The volcanic activity on Hawaii’s Big Island continues with new fissures opening up in the eastern rift zone of the island’s Kilauea volcano, the Hawaii County Civil Defense said, Sputnik reported.
"Hawaiian Volcano Observatory has verified reports a new fissure, number 18, opening up to the west, or Kalapana side, of Highway 132 on Halekamahina Loop Road in lower Puna … Lava spatter activity and gas emissions are occurring at this time," the Civil Defense said on Sunday.
At the same time, the US Geological Survey’s Hawaiian Volcano Observatory said that the earthquake activity and ground deformation continues.
"Aerial observations of this new fissure indicate it is at least several hundreds yards long and producing spatter rising many tens of feet into the air. A slow-moving lava flow is moving away from the vent,” the observatory said.

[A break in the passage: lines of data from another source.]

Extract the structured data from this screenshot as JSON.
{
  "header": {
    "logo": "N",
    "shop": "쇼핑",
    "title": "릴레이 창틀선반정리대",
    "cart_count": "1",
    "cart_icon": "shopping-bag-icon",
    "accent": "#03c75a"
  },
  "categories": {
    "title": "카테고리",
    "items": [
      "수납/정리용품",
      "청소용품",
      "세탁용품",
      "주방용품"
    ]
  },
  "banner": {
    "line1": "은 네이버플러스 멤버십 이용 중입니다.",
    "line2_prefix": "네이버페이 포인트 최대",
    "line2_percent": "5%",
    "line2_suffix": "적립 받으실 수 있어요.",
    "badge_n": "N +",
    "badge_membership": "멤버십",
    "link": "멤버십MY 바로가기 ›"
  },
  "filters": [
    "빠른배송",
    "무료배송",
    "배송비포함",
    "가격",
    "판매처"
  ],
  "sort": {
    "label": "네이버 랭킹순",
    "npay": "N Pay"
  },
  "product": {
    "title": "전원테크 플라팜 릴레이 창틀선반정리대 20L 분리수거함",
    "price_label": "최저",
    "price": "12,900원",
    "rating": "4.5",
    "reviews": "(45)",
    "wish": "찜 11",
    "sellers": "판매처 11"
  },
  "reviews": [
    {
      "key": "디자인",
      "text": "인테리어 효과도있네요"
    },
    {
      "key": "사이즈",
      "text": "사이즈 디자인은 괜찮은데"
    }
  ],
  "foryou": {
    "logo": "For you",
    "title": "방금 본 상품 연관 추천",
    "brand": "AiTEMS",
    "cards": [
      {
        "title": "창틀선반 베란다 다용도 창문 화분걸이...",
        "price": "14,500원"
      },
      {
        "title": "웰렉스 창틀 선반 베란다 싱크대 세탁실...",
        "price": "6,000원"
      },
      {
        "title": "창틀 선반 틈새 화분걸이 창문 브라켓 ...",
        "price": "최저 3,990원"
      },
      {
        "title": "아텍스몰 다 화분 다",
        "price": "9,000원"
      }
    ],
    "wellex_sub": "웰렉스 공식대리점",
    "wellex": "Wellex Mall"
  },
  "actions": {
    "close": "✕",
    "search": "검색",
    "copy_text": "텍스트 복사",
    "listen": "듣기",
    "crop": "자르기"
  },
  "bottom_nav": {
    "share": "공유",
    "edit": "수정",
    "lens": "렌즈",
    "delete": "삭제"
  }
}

On Friday, US President Donald Trump unlocked federal funding for Hawaii, providing both state and local authorities with federal assistance in their recovery efforts in the areas affected by the ongoing eruption.
The major Kilauea volcano eruption started on May 3, prompting evacuations in the Puna district which is home to around 10,000 residents.
Lava from Kilauea has destroyed so far 36 structures, including more than two dozen homes, and covered 117 acres of land. On Saturday, fissures No. 16 and No. 17 opened up some 300 feet apart from each other.